Download it. Run Llama 3 8B on a task you normally send to ChatGPT. If the output is good enough, you just eliminated a subscription.
Screenshots
Key Features
Pricing Plans
- Full desktop app
- All local model support
- Local API server
- Cloud API integration
- Unlimited conversations
- Open-source codebase
Frequently Asked Questions
Is Jan completely free?
Yes. Jan is free and open-source under the AGPLv3 license. No subscription, no API fees for local inference, no premium tiers. The full desktop app with all features is free. Cloud API connections (OpenAI, Anthropic) use your own API keys, so you pay those providers directly — but local use costs nothing.
What hardware do I need to run Jan?
Minimum: 8GB RAM for 3B parameter models. Recommended: 16GB+ RAM for 7B models. Apple M-series chips with 16GB unified memory run 7B models smoothly. For 13B models, you want 32GB RAM. 70B models need 64GB+ RAM. GPU acceleration (NVIDIA CUDA or Apple MLX) significantly improves speed.

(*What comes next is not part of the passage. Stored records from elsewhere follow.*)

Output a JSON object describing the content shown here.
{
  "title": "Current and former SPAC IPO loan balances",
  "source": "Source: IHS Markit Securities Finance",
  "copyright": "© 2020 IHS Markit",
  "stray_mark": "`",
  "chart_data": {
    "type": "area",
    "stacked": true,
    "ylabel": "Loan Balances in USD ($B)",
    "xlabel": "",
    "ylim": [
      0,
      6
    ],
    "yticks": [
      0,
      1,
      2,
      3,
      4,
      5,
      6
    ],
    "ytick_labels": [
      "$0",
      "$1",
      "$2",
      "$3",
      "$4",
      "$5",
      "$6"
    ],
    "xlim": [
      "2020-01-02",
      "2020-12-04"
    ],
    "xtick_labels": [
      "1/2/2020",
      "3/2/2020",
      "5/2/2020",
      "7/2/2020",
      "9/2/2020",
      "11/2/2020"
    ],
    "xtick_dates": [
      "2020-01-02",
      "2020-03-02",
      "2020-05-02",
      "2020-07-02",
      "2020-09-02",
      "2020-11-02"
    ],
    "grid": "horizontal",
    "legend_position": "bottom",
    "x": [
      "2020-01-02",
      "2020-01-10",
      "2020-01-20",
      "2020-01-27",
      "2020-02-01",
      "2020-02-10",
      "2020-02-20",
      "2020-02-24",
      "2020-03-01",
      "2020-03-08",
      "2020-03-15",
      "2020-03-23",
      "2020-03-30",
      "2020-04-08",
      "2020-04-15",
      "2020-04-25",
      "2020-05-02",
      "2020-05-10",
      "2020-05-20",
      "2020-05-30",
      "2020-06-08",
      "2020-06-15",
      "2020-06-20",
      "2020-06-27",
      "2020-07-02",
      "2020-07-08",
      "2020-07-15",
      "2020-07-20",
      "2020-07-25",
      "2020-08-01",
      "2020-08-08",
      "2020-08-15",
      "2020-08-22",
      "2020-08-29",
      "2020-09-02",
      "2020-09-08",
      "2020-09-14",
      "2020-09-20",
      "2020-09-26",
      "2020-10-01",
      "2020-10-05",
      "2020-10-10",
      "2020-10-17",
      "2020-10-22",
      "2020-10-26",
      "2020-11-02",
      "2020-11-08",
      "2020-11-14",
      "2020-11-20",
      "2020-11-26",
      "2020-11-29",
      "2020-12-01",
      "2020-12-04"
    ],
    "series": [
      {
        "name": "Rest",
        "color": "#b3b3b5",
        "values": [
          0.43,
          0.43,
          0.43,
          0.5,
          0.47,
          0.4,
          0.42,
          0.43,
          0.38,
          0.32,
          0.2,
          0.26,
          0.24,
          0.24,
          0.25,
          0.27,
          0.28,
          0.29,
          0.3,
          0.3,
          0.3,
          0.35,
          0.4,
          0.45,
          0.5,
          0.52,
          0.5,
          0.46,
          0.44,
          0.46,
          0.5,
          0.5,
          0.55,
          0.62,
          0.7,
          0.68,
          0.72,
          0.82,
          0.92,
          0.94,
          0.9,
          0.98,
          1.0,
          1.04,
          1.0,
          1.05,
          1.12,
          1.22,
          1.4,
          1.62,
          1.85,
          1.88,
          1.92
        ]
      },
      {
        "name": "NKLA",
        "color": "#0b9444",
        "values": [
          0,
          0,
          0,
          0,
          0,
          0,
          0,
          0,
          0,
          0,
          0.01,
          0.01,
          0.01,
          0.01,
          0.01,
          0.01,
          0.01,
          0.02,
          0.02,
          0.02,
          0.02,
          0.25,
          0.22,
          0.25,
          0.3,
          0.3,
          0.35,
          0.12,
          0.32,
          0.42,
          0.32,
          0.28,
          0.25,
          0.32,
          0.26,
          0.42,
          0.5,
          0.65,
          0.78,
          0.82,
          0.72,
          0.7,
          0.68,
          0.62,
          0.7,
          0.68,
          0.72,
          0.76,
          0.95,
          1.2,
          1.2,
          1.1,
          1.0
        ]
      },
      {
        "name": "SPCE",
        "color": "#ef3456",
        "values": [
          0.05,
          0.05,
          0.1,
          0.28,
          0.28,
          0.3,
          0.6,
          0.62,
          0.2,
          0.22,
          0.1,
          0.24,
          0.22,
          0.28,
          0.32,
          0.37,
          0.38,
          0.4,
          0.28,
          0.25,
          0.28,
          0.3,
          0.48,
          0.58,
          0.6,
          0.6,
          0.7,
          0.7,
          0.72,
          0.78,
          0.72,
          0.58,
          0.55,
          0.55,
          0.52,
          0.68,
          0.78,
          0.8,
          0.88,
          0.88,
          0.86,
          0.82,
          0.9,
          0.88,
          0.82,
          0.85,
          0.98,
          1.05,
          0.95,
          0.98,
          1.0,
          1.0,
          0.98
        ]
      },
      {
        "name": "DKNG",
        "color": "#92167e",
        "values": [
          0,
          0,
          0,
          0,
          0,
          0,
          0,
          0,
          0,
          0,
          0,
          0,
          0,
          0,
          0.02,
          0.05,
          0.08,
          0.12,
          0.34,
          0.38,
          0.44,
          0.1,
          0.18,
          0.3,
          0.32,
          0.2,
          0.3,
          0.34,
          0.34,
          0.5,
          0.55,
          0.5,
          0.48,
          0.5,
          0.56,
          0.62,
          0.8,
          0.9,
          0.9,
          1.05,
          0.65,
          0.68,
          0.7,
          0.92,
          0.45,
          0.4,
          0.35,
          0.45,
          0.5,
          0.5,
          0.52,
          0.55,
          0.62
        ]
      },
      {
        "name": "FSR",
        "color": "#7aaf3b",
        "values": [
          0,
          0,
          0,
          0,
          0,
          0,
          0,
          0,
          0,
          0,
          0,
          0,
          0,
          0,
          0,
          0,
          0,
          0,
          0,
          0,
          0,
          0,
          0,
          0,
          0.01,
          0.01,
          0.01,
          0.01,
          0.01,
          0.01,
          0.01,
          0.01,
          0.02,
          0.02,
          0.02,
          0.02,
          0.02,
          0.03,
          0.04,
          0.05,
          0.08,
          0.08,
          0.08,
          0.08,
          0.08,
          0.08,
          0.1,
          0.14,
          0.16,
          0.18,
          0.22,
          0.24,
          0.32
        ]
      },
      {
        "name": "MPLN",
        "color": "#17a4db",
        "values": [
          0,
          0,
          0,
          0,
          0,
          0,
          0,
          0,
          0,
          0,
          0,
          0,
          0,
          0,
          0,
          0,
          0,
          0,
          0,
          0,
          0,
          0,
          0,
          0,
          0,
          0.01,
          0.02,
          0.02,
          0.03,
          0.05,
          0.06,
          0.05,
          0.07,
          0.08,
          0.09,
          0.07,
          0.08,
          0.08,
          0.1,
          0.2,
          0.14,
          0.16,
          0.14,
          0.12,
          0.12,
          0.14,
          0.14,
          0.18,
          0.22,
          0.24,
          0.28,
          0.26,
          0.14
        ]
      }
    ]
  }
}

How does Jan compare to ChatGPT?
ChatGPT is faster, more polished, and produces higher-quality responses — but sends all data to OpenAI’s servers. Jan runs on your device, keeps data private, and costs nothing. Choose ChatGPT for quality and speed. Choose Jan for privacy and cost. Jan’s hybrid mode lets you use both.
What models can Jan run?
Llama 3, Gemma, Mistral, Qwen, and any custom GGUF model file. Version 0.7.7 added native MLX support for optimized Apple Silicon performance. Jan also connects to cloud APIs: OpenAI, Anthropic, Mistral, and Groq. You’re not locked into any single provider.
Can I use Jan as a local API server?
Yes. Jan can start a local server that’s compatible with OpenAI’s API specification. Any application, script, or tool that talks to OpenAI endpoints can point at Jan instead. This lets you build workflows against local models without modifying your code.
How does Jan compare to LM Studio?
Both run local LLMs. LM Studio has a more polished GUI and better model management for beginners. Jan has a cleaner chat interface, native MLX support, and the hybrid cloud fallback. Jan is fully open-source; LM Studio is free but closed-source. Try both — they’re both free.